The boundaries of fandom

Let's take stock of where our heroes stand, shall we? Author JK Rowling has revealed herself to be a raging transphobe. The late novelist Alice Munro, her daughter Andrea Robin Skinner has revealed, knew her husband was sexually abusing Skinner as a child, and did nothing to stop it. Multiple women have accused Neil Gaiman of sexual assault. Rapper Snoop Dogg has been arrested for illegal drug possession, holding firearms, and vandalism, but was one of the promoters of the Paris Olympics. Hollywood still can't decide whether Woody Allen raped his young adopted daughter in 1992.

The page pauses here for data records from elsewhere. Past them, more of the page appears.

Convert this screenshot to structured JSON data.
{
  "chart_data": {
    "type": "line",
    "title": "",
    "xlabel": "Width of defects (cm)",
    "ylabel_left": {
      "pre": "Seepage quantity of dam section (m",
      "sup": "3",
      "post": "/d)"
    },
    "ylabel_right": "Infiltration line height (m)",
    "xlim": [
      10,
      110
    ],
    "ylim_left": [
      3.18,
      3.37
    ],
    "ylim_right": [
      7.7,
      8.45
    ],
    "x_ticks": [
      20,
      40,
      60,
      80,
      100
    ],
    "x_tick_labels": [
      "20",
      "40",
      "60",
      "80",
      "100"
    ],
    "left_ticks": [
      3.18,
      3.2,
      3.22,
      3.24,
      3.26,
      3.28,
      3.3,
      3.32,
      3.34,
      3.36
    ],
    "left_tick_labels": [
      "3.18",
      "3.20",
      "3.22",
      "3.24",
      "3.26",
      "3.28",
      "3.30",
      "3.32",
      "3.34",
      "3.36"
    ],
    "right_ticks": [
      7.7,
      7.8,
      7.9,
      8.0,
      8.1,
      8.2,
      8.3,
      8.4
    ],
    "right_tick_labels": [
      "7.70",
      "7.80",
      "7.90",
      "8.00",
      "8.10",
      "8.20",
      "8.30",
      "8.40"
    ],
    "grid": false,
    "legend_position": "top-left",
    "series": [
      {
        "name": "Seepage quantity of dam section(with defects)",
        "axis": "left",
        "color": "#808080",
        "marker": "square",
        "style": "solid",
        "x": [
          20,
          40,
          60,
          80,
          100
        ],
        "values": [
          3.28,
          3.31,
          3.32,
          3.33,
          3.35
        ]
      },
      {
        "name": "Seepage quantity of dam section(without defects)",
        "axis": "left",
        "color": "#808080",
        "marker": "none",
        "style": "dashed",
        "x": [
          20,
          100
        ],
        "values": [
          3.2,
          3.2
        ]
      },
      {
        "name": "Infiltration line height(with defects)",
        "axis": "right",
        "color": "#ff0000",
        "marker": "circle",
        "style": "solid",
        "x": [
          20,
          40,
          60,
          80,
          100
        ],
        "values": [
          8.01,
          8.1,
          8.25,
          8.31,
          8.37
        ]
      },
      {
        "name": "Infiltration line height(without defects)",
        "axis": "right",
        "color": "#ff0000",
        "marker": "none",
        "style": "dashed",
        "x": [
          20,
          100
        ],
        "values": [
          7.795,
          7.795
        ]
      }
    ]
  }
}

Where does that leave fans of the works these people have created or helped create? It's not always a good-bad binary. But through the outpouring of rage, some guidelines are emerging.
Ownership rights
Jerry Pinto, poet and novelist, believes that no work of art books, music, TV shows, even a stand-up comedy act - can be viewed from a black-and-white moral perspective. "Art is really an invitation to making a deeper connection with yourself," he says. "And how you find that connection becomes part of the story." So, what matters is our association with the work, not the morals of the person who made it.
Pinto says he watched Hannah Gadsby: Nanette (2017), in which Gadsby calls out artist Pablo Picasso for being a misogynist. It got him to re examine his views on Picasso's emotionally and physically abusive behaviour. "But at a museum in Los Angeles, facing one of his paintings, I knew he had the same spell on me as before."